Re Secret Wars, who is worse? Nixon’s ability to bomb nations on the sly, including the campaign vs. Cambodia and Laos is difficult to top. Three million tons of bombs, an estimated 500,000 Cambodians killed and an entire military campaign falsified to pretend the bombs were being used inside Vietnam. That’s an impressive list and does not even include Nixon’s secret forays vs. Chile and military action in other cold war hot spots.
But Obama’s team has risen to the challenge. The Obama drone campaign with its thousands of uncounted victims, many of them civilians, is just the tip of the spear. As outlined in Jeremy Scahill’s new book “Dirty Wars: The World is a Battlefield”, pretty much anywhere humans can be tracked, targeted and killed in combat zones the Obama team has secret assassination squads at work. With assassination enshrined as national policy and plans to institutionalize the never ending Global War on Terror, Obama has been far more methodical in his ability to institutionalize secret warfare. Who wins? Call this round for Obama.
Whose enemies list would you rather be on Nixon or Obama? Nixon’s political enemies list which began at a list of a modest 20 people expanded to nearly 600 and was designed to be used in conjunction with IRS Audits of politically unacceptable thinking (sound familiar??) but in reality the IRS hammer was rarely if ever implemented. The Nixon crew was unable to organize reprisals against the vast majority of people on the list, leading those on the list to rank it not as punishment but as a cool social status. Gonzo journalist Hunter S. Thompson was indignant that he was not on the list, “I would almost have preferred a vindictive tax audit to that kind of crippling exclusion.”
The folks on Obama’s enemies list are not saying that, in fact they are not saying anything because most of them are dead. Call it the “Secret Kill List”, the “Hit List” or the “Disposition Matrix”; in short you have a modern database, which the US government describes as a “next generation capture/kill list.” The criteria to be placed Obama’s list range are far broader than and the consequences of being named by Obama go way beyond tax audits, with punishments ranging from capturing, rendering to outright assassination. Who wins in the battle to create a true enemies list? Obama in a rout.
After these first three rounds, it’s Obama 2, Nixon 1. Now Obama faces a brutal headwind and as Nixon so brutally discovered, an enraged press knows no pity.
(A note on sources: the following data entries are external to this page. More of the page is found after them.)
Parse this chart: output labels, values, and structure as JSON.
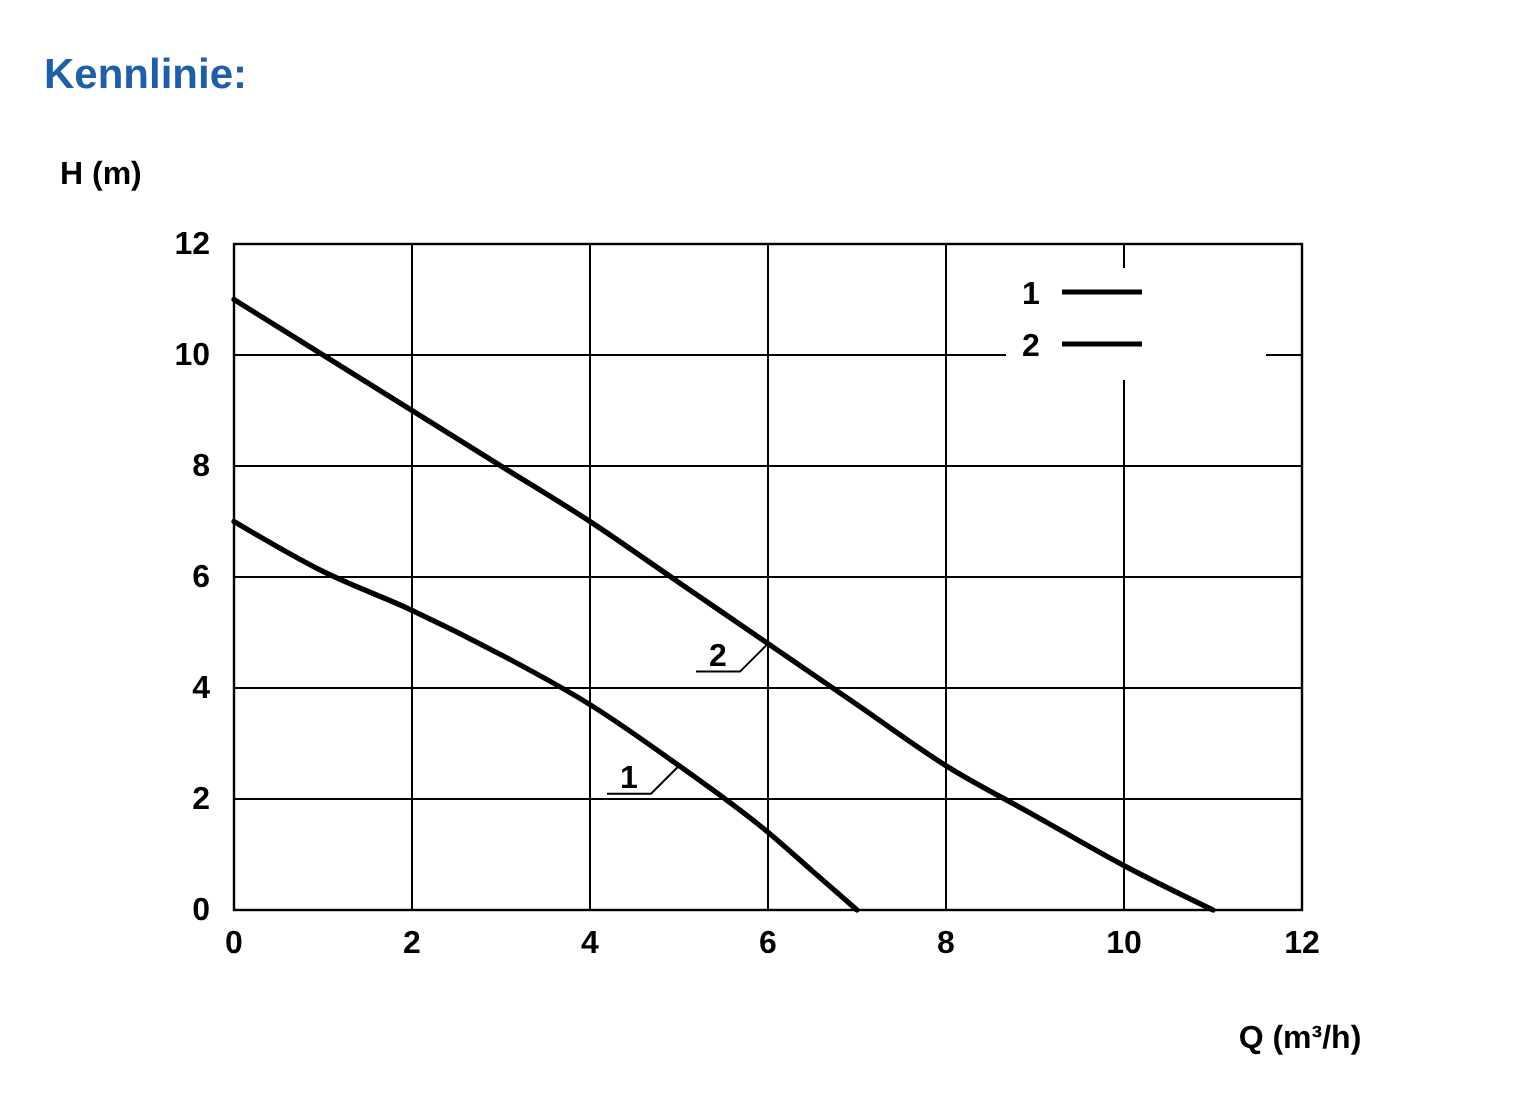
{
  "chart_data": {
    "type": "line",
    "title": "Kennlinie:",
    "xlabel": "Q (m³/h)",
    "ylabel": "H (m)",
    "xlim": [
      0,
      12
    ],
    "xticks": [
      0,
      2,
      4,
      6,
      8,
      10,
      12
    ],
    "ylim": [
      0,
      12
    ],
    "yticks": [
      0,
      2,
      4,
      6,
      8,
      10,
      12
    ],
    "grid": true,
    "legend": "top right",
    "series": [
      {
        "name": "1",
        "color": "#000000",
        "x": [
          0,
          1,
          2,
          3,
          4,
          5,
          6,
          6.5,
          7
        ],
        "values": [
          7,
          6.1,
          5.4,
          4.6,
          3.7,
          2.6,
          1.4,
          0.7,
          0
        ]
      },
      {
        "name": "2",
        "color": "#000000",
        "x": [
          0,
          1,
          2,
          3,
          4,
          5,
          6,
          7,
          8,
          9,
          10,
          11
        ],
        "values": [
          11,
          10,
          9,
          8,
          7,
          5.9,
          4.8,
          3.7,
          2.6,
          1.7,
          0.8,
          0
        ]
      }
    ]
  }
}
I’d bet that before the year’s out, Las Vegas will be providing the odds on Obama’s impeachment. Though I am the first to point out that much of the fodder for the anti-Obama campaign comes from the Looney Tunes/birther fringe, Obama’s personal decisions on these most pressing ethical and moral decisions has handed his enemies a crate of dynamite. No wonder the New York Times in a front-page article on May 15 referred not to “President Obama” but “Mr. Obama.”